Hier eine sehr ungenügende Zusammenfassung des Werks von Defontenay:
Ein Bolid stürzt über dem Himalaya ab. Man findet darin eine
Cassette. Sie enthält starische Manuskripte. Der Autor erzählt
die Entdeckung folgendermaßen:
»Trotz meines kalten Ekels angesichts dieses häßlichen
Schauspiels
trieb mich doch die Neugier dazu
die himmische Masse genau zu prüfen
die einen Augenblick lang vielleicht in der Hand Brahmas
gelegen hatte oder die zumindest lange am Himmel umhergeirrt ist in den oberen Fluten
des Sternenmeers. Ich räumte den Schnee weg in dem dieser Stein
des Himmels lag und darauf konnte ich die glimmerartige und ein wenig rauhe Scheibe seines
Bruchs sehen geschmückt mit den leuchtendsten Pailletten... «
(Diese typographische Anordnung weist bereits auf eine gewisse
Originalität hin. Das hat es seitdem sogar nicht mehr wiedergegeben.)

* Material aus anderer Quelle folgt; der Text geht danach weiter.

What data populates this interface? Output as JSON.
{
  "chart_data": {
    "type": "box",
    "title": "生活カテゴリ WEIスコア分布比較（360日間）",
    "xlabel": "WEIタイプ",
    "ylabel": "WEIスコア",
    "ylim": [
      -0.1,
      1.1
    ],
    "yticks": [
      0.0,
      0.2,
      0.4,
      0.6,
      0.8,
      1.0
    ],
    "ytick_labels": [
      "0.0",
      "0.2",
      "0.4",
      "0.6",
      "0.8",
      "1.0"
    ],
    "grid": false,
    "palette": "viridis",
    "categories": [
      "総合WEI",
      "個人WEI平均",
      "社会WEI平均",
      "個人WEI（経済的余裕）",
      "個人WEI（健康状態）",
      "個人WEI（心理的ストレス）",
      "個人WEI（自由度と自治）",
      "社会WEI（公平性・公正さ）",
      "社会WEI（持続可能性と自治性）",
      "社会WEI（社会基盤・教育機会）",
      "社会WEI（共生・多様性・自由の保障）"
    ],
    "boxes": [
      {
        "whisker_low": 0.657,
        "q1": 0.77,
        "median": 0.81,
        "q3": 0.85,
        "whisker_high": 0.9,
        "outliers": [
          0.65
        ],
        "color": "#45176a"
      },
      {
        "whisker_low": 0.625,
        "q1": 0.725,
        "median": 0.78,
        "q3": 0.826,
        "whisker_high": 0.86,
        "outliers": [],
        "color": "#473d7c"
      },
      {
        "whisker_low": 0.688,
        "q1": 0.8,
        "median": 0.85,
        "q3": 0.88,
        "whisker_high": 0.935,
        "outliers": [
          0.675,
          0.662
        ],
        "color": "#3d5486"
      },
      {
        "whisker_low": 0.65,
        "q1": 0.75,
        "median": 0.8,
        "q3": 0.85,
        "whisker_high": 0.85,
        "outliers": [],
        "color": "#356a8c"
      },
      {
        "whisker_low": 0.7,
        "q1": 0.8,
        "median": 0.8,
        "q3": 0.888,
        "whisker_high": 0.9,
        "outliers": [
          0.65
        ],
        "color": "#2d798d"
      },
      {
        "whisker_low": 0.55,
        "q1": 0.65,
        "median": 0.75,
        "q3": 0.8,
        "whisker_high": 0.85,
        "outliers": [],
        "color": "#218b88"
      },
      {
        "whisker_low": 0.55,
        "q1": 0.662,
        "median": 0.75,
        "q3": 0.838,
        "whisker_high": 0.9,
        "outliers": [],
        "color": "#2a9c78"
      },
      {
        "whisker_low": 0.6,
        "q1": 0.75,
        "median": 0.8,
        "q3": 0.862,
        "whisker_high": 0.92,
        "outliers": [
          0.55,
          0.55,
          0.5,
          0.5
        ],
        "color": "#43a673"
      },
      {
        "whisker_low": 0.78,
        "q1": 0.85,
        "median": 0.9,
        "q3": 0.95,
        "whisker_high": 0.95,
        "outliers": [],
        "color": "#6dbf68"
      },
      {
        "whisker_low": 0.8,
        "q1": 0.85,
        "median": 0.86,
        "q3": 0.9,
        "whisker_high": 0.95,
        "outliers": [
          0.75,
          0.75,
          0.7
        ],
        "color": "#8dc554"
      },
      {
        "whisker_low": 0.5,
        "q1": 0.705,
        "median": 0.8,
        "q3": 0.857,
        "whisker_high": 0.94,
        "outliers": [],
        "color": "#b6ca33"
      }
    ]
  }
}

Das Sonnensystem , der Kassiopeia setzt sich zusammen aus: einer Sonne,
Ruliel, um die herum sich drehen:
1. Altheter (Sonne) »von durchsichtigem Grün«;
2. Star (Planet) und fünf Satelliten: Tassul, Lessur, Rudar, Elier
(»eine diaphane, feste und kompakte Kugel, wie eine Kristallerde. aber
durchsichtig wie die gute, erträgliche Luft«) und Urias (eine
leuchtendrote Sonne);
3. Erragror (eine Sonne »mit reinblauer Scheibe«).
Auf Star umfaßt die Vegetation unter anderem den Syphus, den Tarrios
und den Bramil. »Das Blattwerk des Syphus ist von einer Orangenfarbe,
die von der Samtigkeit des Blätterrands abgeschwächt wird; seine
Blüten sind Trauben von zartem Grün...
»Wir streifen durch geheimnisvolle Wälder, in deren Baumdickicht,
Korallen ähnlich oder grünen und gelben Madreporen, die mit
schönen blauen, harten und widerstandsfähigen Blüten bedeckten
Steinäste wie Elfenbeinklingen mannshoch emporragten. Diese Art Waldkoralle
kam uns vor wie eine besondere Gattung monokotyledonischer Bäume, deren
Epiderm einen sehr dicken Kalkbelag absondert, der dann, wenn er an der Luft
hart wird, den Stamm und die Zweige wie ein Futteral umgibt und den Blüten
die Konsistenz, den Glanz und die Härte des Porzellans verleiht. Der
Tarrio ist ein Meerbaum, »der riesige Wälder über die
flüssige Fläche der Ozeane hängt«. Was die Bramilen
angeht, »so setzen sie sich mittels eines krallenbewehrten
Tuberkelfußes, den sie in die feuchte Erde rammen, am Rande
fließender Gewässer fest.« »Unsere unvorhergesehene
Ankunft am Ufer eines Flusses verursacht dort einen eigenartigen Tumult.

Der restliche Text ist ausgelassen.